No place for gut feel and human nature in volatile markets
In today’s increasingly volatile market, the safest solution for the prudent investor in lies in equity investment strategies based on numerical rather than judgemental analysis, such as quantitative investment techniques.
“That’s because people generally are not equipped to be good investors,” says Stephen Roberts, joint MD of Taquanta Asset Managers and head of the group’s Quants asset management operation. “We are subject to fear and greed, a need for pattern recognition and overconfidence. Indeed, it could be said that humans in general are hard-coded as poor investors – which is why judgemental analysis in times like these could be a recipe for failure.”
According to Roberts, most investors try to base their ‘picks’ of shares or funds on what they believe is their ‘intrinsic value’. The problem is that the intrinsic value of a share cannot be determined on its current NAV (net asset value): the most significant determinant of intrinsic value is future cash flows and this information is obviously not available to the market.
“As a result, market prices are relatively inefficient against true intrinsic value. While this creates the potential for alpha, because no-one knows the future, the potential for anyone to reliably estimate which share is relatively overvalued and which undervalued is limited,” he explains.
Despite this, most market participants overestimate their ability to estimate intrinsic value and to predict future events. In addition, investors operate in an environment where there are substantial pressures encouraging short-term performance thinking – agency effects, short-term performance evaluation, bonuses, peer recognition and career development.
Because of human nature and the pressure on market participants, market prices tend to overvalue recent information and trends, and undervalue long term information. Regret on missed opportunities also drives market participants to invest based on recent past trends. So market prices tend to be more volatile than the underlying true value because they are constantly adjusting to new information. Glamour stocks become overvalued due to market focus on them and ‘dogs’ fall into neglect.
“While market participants may strive to be rational, hard-coded emotional responses and pressures frequently lead to irrationality - until reality reasserts its influence leading to over-reaction and mean reversion cycles,” he adds.
Taquanta’s view is that ‘value’ is likely to beat ‘glamour’ over the long term – not due to any inherent virtue of the value metrics but rather due to market noise. Stocks which are currently market favourites tend to be over valued because of the behavioural biases of market participants.
The solution, Roberts maintains, is to strip all emotion from the investment process.

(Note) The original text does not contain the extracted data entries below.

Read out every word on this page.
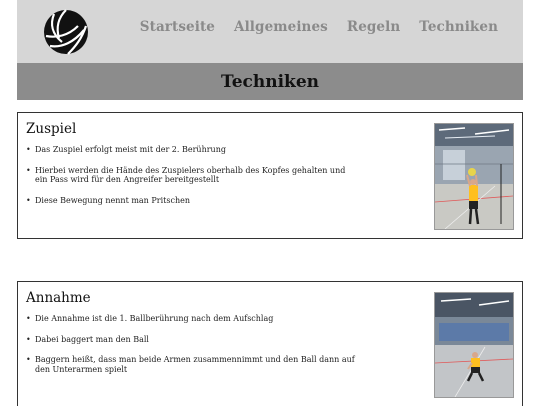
Startseite Allgemeines Regeln Techniken
Techniken
Zuspiel
• Das Zuspiel erfolgt meist mit der 2. Berührung
• Hierbei werden die Hände des Zuspielers oberhalb des Kopfes gehalten und ein Pass wird für den Angreifer bereitgestellt
• Diese Bewegung nennt man Pritschen
Annahme
• Die Annahme ist die 1. Ballberührung nach dem Aufschlag
• Dabei baggert man den Ball
• Baggern heißt, dass man beide Armen zusammennimmt und den Ball dann auf den Unterarmen spielt
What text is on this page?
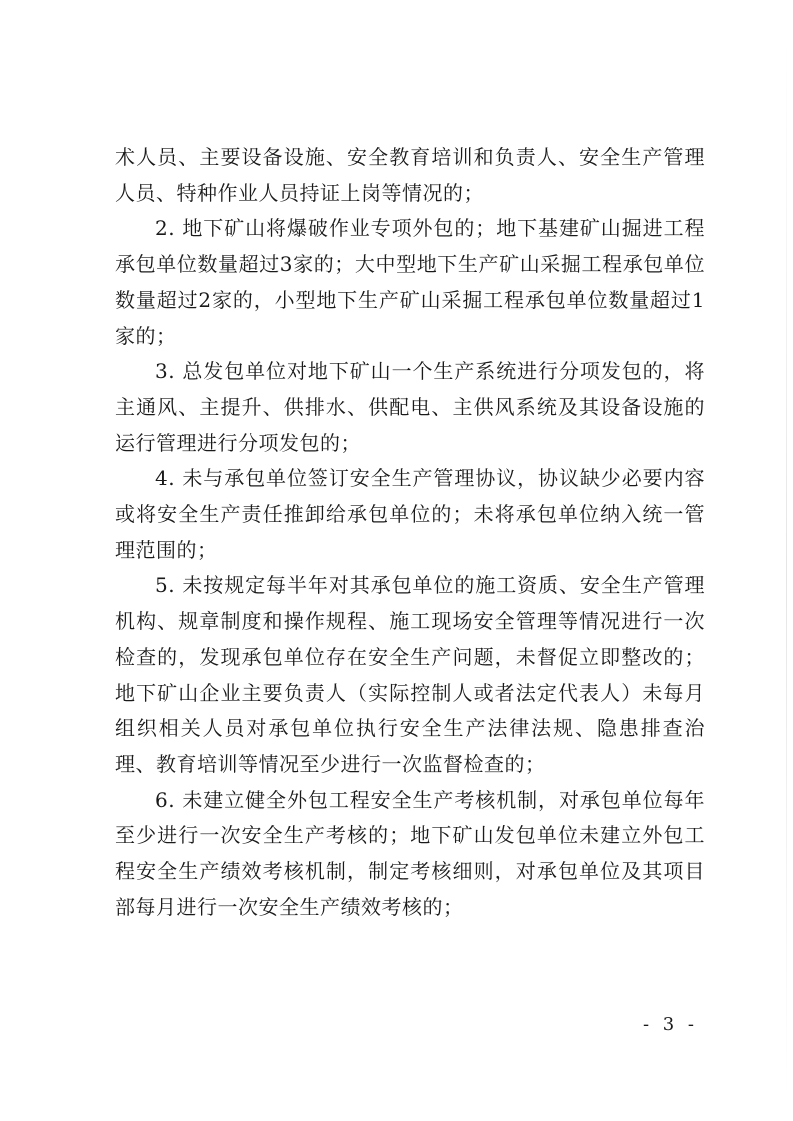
术人员、主要设备设施、安全教育培训和负责人、安全生产管理人员、特种作业人员持证上岗等情况的；

2. 地下矿山将爆破作业专项外包的；地下基建矿山掘进工程承包单位数量超过3家的；大中型地下生产矿山采掘工程承包单位数量超过2家的，小型地下生产矿山采掘工程承包单位数量超过1家的；

3. 总发包单位对地下矿山一个生产系统进行分项发包的，将主通风、主提升、供排水、供配电、主供风系统及其设备设施的运行管理进行分项发包的；

4. 未与承包单位签订安全生产管理协议，协议缺少必要内容或将安全生产责任推卸给承包单位的；未将承包单位纳入统一管理范围的；

5. 未按规定每半年对其承包单位的施工资质、安全生产管理机构、规章制度和操作规程、施工现场安全管理等情况进行一次检查的，发现承包单位存在安全生产问题，未督促立即整改的；地下矿山企业主要负责人（实际控制人或者法定代表人）未每月组织相关人员对承包单位执行安全生产法律法规、隐患排查治理、教育培训等情况至少进行一次监督检查的；

6. 未建立健全外包工程安全生产考核机制，对承包单位每年至少进行一次安全生产考核的；地下矿山发包单位未建立外包工程安全生产绩效考核机制，制定考核细则，对承包单位及其项目部每月进行一次安全生产绩效考核的；

- 3 -
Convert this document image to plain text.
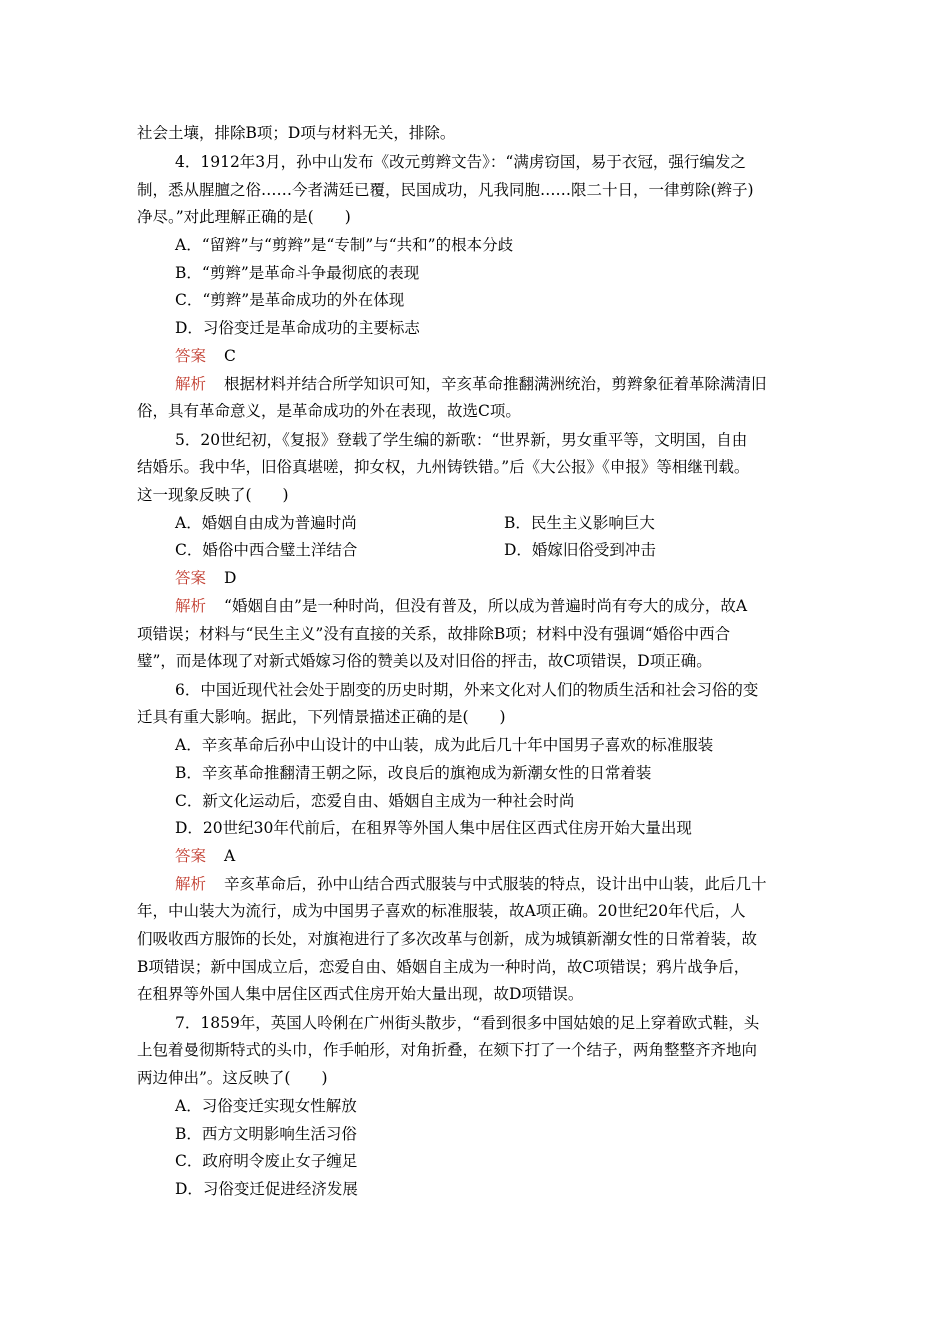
社会土壤，排除B项；D项与材料无关，排除。
4．1912年3月，孙中山发布《改元剪辫文告》：“满虏窃国，易于衣冠，强行编发之
制，悉从腥膻之俗……今者满廷已覆，民国成功，凡我同胞……限二十日，一律剪除(辫子)
净尽。”对此理解正确的是(　　)
A．“留辫”与“剪辫”是“专制”与“共和”的根本分歧
B．“剪辫”是革命斗争最彻底的表现
C．“剪辫”是革命成功的外在体现
D．习俗变迁是革命成功的主要标志
答案 C
解析 根据材料并结合所学知识可知，辛亥革命推翻满洲统治，剪辫象征着革除满清旧
俗，具有革命意义，是革命成功的外在表现，故选C项。
5．20世纪初，《复报》登载了学生编的新歌：“世界新，男女重平等，文明国，自由
结婚乐。我中华，旧俗真堪嗟，抑女权，九州铸铁错。”后《大公报》《申报》等相继刊载。
这一现象反映了(　　)
A．婚姻自由成为普遍时尚	B．民生主义影响巨大
C．婚俗中西合璧土洋结合	D．婚嫁旧俗受到冲击
答案 D
解析 “婚姻自由”是一种时尚，但没有普及，所以成为普遍时尚有夸大的成分，故A
项错误；材料与“民生主义”没有直接的关系，故排除B项；材料中没有强调“婚俗中西合
璧”，而是体现了对新式婚嫁习俗的赞美以及对旧俗的抨击，故C项错误，D项正确。
6．中国近现代社会处于剧变的历史时期，外来文化对人们的物质生活和社会习俗的变
迁具有重大影响。据此，下列情景描述正确的是(　　)
A．辛亥革命后孙中山设计的中山装，成为此后几十年中国男子喜欢的标准服装
B．辛亥革命推翻清王朝之际，改良后的旗袍成为新潮女性的日常着装
C．新文化运动后，恋爱自由、婚姻自主成为一种社会时尚
D．20世纪30年代前后，在租界等外国人集中居住区西式住房开始大量出现
答案 A
解析 辛亥革命后，孙中山结合西式服装与中式服装的特点，设计出中山装，此后几十
年，中山装大为流行，成为中国男子喜欢的标准服装，故A项正确。20世纪20年代后，人
们吸收西方服饰的长处，对旗袍进行了多次改革与创新，成为城镇新潮女性的日常着装，故
B项错误；新中国成立后，恋爱自由、婚姻自主成为一种时尚，故C项错误；鸦片战争后，
在租界等外国人集中居住区西式住房开始大量出现，故D项错误。
7．1859年，英国人呤俐在广州街头散步，“看到很多中国姑娘的足上穿着欧式鞋，头
上包着曼彻斯特式的头巾，作手帕形，对角折叠，在颏下打了一个结子，两角整整齐齐地向
两边伸出”。这反映了(　　)
A．习俗变迁实现女性解放
B．西方文明影响生活习俗
C．政府明令废止女子缠足
D．习俗变迁促进经济发展
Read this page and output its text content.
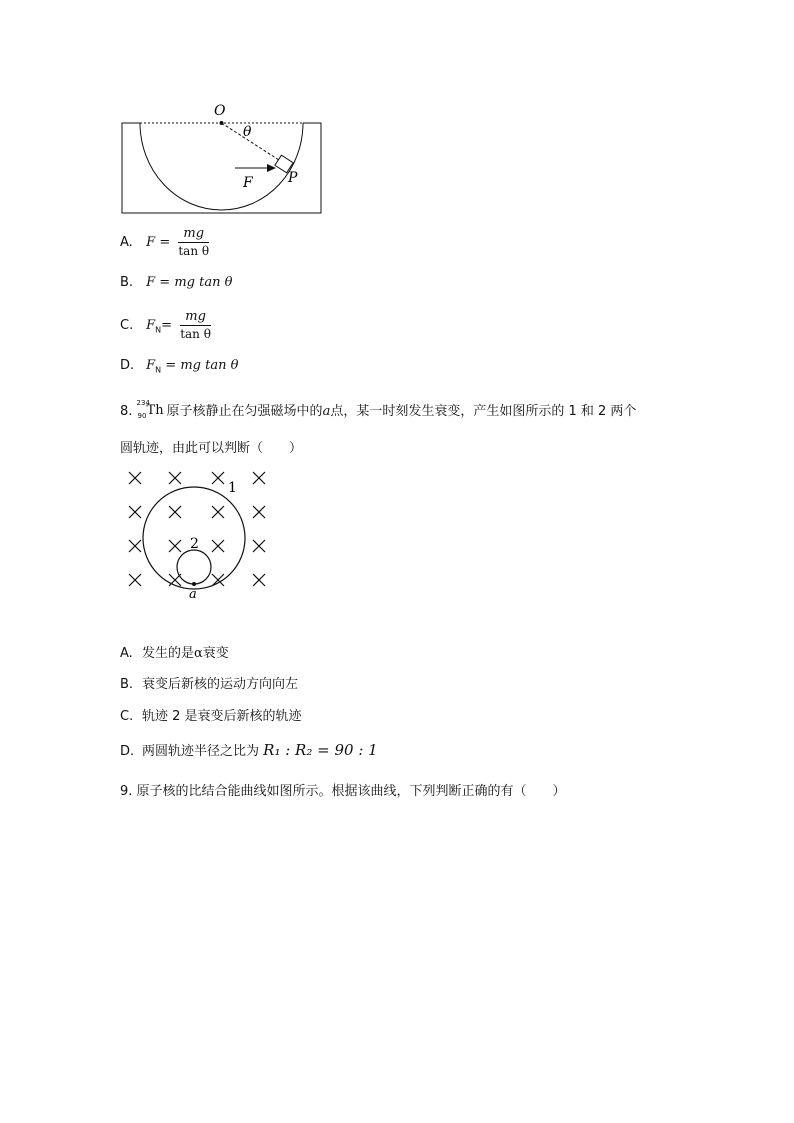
O
θ
F	P
A. $F = \frac{mg}{\text{tan θ}}$
B. F = mg tan θ
C. $F_N= \frac{mg}{\text{tan θ}}$
D. $F_N$ = mg tan θ
8.
234
90 Th 原子核静止在匀强磁场中的a点，某一时刻发生衰变，产生如图所示的 1 和 2 两个
圆轨迹，由此可以判断（　　）
1
2
a
A. 发生的是α衰变
B. 衰变后新核的运动方向向左
C. 轨迹 2 是衰变后新核的轨迹
D. 两圆轨迹半径之比为 R₁ : R₂ = 90 : 1
9. 原子核的比结合能曲线如图所示。根据该曲线，下列判断正确的有（　　）
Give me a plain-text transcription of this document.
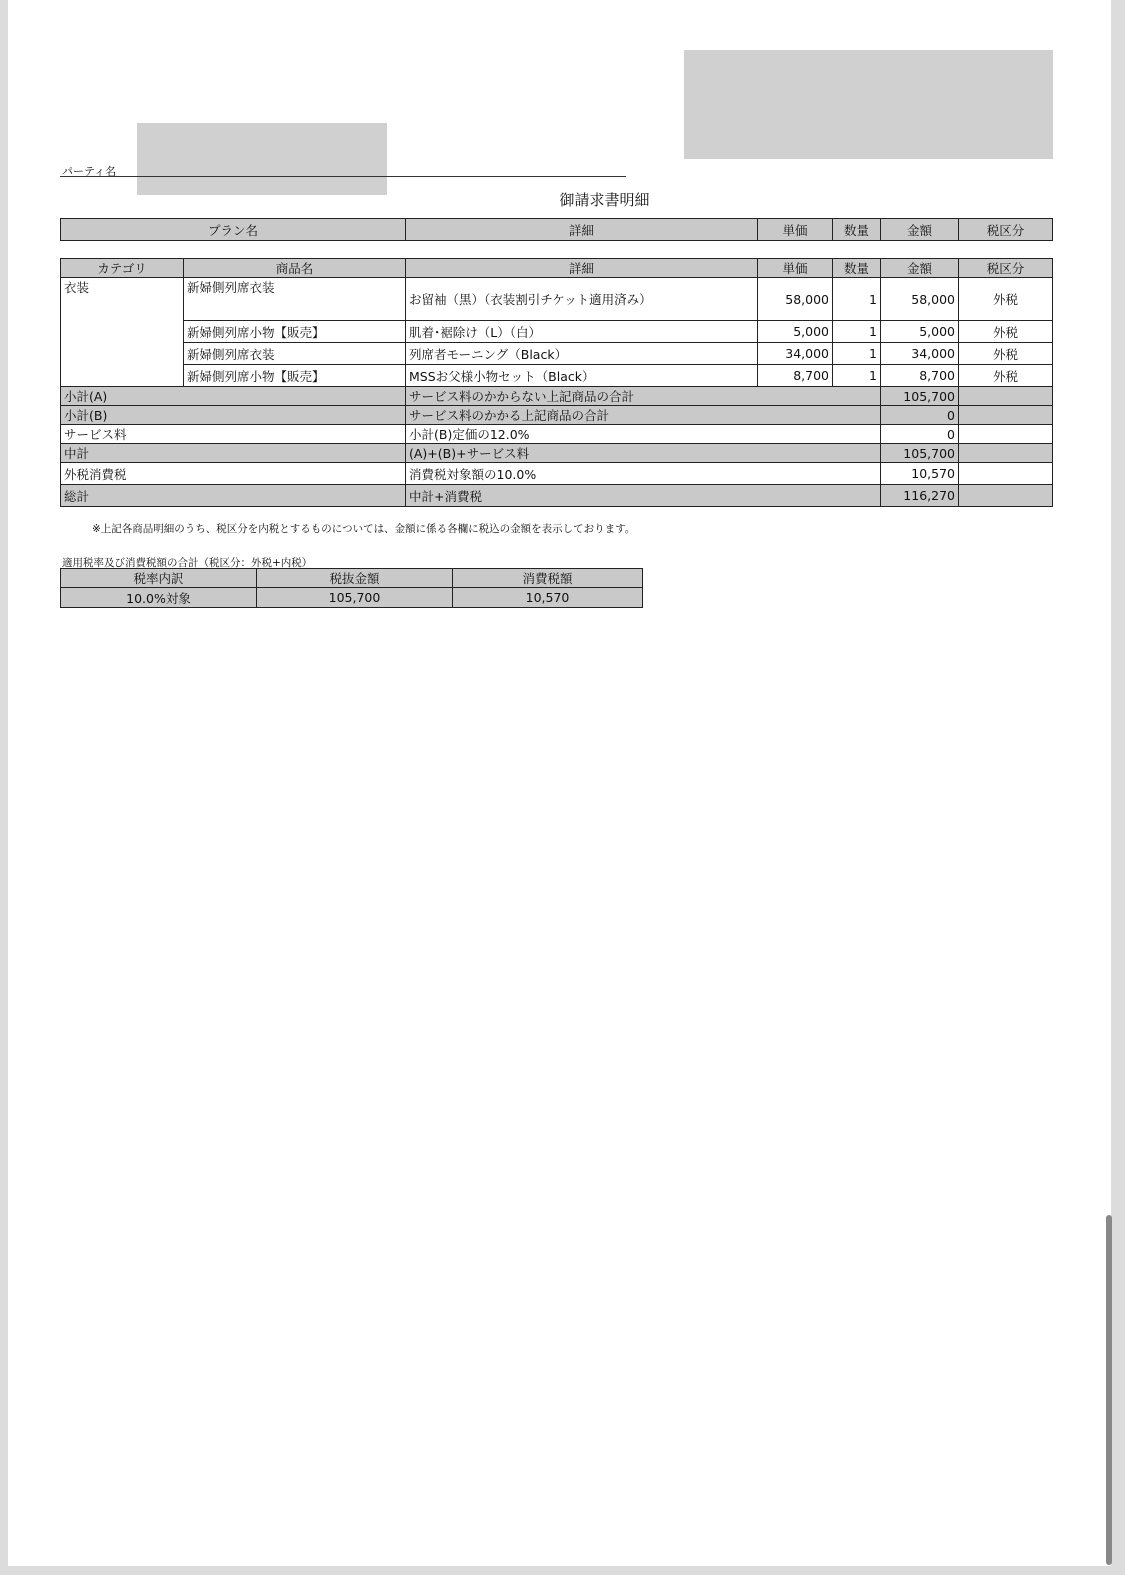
パーティ名
御請求書明細
プラン名	詳細	単価	数量	金額	税区分
カテゴリ	商品名	詳細	単価	数量	金額	税区分
衣装	新婦側列席衣装	お留袖（黒）（衣装割引チケット適用済み）	58,000	1	58,000	外税
	新婦側列席小物【販売】	肌着･裾除け（L）（白）	5,000	1	5,000	外税
	新婦側列席衣装	列席者モーニング（Black）	34,000	1	34,000	外税
	新婦側列席小物【販売】	MSSお父様小物セット（Black）	8,700	1	8,700	外税
小計(A)		サービス料のかからない上記商品の合計			105,700	
小計(B)		サービス料のかかる上記商品の合計			0	
サービス料		小計(B)定価の12.0%			0	
中計		(A)+(B)+サービス料			105,700	
外税消費税		消費税対象額の10.0%			10,570	
総計		中計+消費税			116,270	
※上記各商品明細のうち、税区分を内税とするものについては、金額に係る各欄に税込の金額を表示しております。
適用税率及び消費税額の合計（税区分：外税+内税）
税率内訳	税抜金額	消費税額
10.0%対象	105,700	10,570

That’s where quantitative investment strategies come to the fore. Based on numerical rather than judgemental analysis, quant processes are objective and tend to focus on the full history of data available; judgemental processes are more prone to recency bias.
“Another advantage of quant processes is that they tend to be low cost. And when management fees and transaction usually result in the average asset owner earning negative active returns against market cap benchmarks, investors incurring lower transactions costs and with lower investment management fees will be at a significant advantage,” he adds.
“Price Indifferent Investment (PII) is a quantitative technique adopted by Taquanta that targets portfolio weights that are indifferent to price but are scaled with company size and liquidity. This results in minimal correlation to pricing errors.
“International research indicates that on a systematic basis one can exploit this tendency by building portfolios of shares not on the basis of their price but by using other measures that are indifferent to the price. Taquanta's own research in the South African market has tested the concept back to 1993, indicating that a price indifferent portfolio would have outperformed the market by about 3,5% per year,” he concludes.